Miraculous accounts of his physical strength were related, and in the minds of his simple followers he was regarded as more than a man, which shows us that the ideals of what a man should be, or might be, were not high. We are told that near Benedict's first monastery there was a very deep lake, made in the time of Nero by damming up a mountain stream. Along this lake the brambles and vines had grown in great confusion. Benedict set to work to clear the ground from this lake to his monastery, half a mile up the hillside. One day a workman dropped an ax into the lake. Benedict smiled, his lips moved in prayer and the ax came to the surface. The story does not say that Benedict dived to the bottom and brought up the ax, which he probably did. The next day the owner of the ax fell into the water, and the story goes that Benedict walked out on the water and brought the man in on his shoulders. We who do not believe that the age of miracles has passed, can well understand how Benedict was an active, agile and strong swimmer, and that through the natural powers which he evolved by living a sane and simple life, he was able to perform many feats which peasants round about considered miraculous. Benedict had what has been called the Builder's Itch. He found great joy in planning, creating and constructing. He had an eye for architecture and landscape-gardening. He utilized the materials of old Roman temples to construct Christian churches, and from the same quarry he took stone and built a monastery. A Roman ruin had a lure for him. It meant building possibilities. He stocked the lake with fish, and then made catches that rivaled the parable of the loaves and fishes. Only the loaves of Benedict were made from the wheat he himself raised, and the people he fed were the crowds who came to hear him preach the gospel he himself practised—the gospel of work, moderation and the commonsense exercise of head, hand and heart.

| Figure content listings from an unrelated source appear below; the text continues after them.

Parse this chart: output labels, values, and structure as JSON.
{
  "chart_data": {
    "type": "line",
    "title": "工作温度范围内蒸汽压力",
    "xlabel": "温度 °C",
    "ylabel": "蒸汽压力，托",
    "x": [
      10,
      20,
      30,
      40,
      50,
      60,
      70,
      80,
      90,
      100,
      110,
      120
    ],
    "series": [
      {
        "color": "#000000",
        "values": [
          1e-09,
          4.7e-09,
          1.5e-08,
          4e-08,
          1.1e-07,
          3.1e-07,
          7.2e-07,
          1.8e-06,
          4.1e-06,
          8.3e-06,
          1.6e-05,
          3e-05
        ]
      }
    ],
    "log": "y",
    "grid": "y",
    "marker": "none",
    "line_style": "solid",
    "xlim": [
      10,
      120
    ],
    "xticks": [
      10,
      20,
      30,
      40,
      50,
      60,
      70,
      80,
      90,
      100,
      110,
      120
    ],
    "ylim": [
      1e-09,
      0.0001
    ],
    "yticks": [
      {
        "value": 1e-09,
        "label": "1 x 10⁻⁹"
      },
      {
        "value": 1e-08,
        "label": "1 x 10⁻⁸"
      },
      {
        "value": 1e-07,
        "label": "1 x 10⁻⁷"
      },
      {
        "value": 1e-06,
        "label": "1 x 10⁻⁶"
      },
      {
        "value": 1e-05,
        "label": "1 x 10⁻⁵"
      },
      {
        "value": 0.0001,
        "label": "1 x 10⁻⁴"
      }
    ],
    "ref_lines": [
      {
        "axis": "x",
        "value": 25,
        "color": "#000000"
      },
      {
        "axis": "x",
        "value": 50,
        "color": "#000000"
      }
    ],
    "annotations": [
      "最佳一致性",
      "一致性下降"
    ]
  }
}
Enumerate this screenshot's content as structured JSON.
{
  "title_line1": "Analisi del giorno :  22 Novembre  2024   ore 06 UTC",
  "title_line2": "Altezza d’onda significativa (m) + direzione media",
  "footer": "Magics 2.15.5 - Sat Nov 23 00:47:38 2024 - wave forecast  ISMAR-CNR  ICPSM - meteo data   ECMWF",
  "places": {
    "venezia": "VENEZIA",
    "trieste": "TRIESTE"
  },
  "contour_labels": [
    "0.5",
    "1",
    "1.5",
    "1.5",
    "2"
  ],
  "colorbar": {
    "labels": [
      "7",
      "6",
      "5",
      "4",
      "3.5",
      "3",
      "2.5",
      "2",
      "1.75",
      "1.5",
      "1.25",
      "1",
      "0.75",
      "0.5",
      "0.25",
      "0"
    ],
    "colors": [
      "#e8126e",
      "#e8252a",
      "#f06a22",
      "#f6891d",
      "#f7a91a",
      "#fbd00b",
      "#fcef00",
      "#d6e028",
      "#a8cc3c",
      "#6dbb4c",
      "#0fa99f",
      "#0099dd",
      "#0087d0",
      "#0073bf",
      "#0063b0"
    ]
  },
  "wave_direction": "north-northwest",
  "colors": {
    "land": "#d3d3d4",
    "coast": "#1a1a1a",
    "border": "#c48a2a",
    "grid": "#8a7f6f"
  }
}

o Benedict came twelve disciples. But further applications becoming numerous, to meet the pressure Benedict kept organizing them into groups of twelve, appointing a superior over each group. In order to prove his sense of equality, he had but eleven besides himself in the monastery. He recognized that leadership was a necessity; but the clothes he wore were no better than, and the food he ate no different from, what the others had. Yet to enforce discipline, rules were made and instant obedience was exacted. Benedict took his turn at waiting on the table and doing the coarsest tasks.

Were it not for the commonsense methods of life, and the element of human service, the Christian monastery and probably Christianity itself would not have survived. The dogma of religion was made acceptable by blending it with a service for humanity. And even to this day the popular plan of proving the miracles of the Old Testament to have been actual occurrences is to point to the schools, hospitals and orphan asylums that Christian people have provided.

In the efforts of Benedict to combine the life of unselfish service with intellectual appreciation of classic literature, he naturally was misunderstood. Several times he came near having serious collisions with the authorities of the Church at Rome.

His preaching attracted the jealous attention of certain churchmen, but as he was not a priest, the Pope refused to take notice of his supposed heresies.

An effort was made to compel him to become a priest, but Benedict refused on the plea that he was not worthy. The fact was, however, that he did not wish to be bound by the rules of the Church.

In one sense, his was a religion inside a religion, and a slight accident might have precipitated an opposition denomination, just as the Protestant issue of Luther was an accident, and the Methodism of the Wesleys, another.

Several times the opposition, in the belief that Benedict was an enemy of the Church, went so far as to try to kill him. And once a few pious persons in Rome induced a company of wanton women to go out to Benedict's monastery and disport themselves through his beautiful grounds. This was done with two purposes in view; one was to work the direct downfall of the Benedictines, with the aid of the trulls, and the other was to create a scandal among the visitors, who would carry the unsavory news back to Rome and supply the gossips raw stock.

Benedict was so deeply grieved by the despicable trick that he retired to his former home, the cave in the hillside, and there remained without food for a month.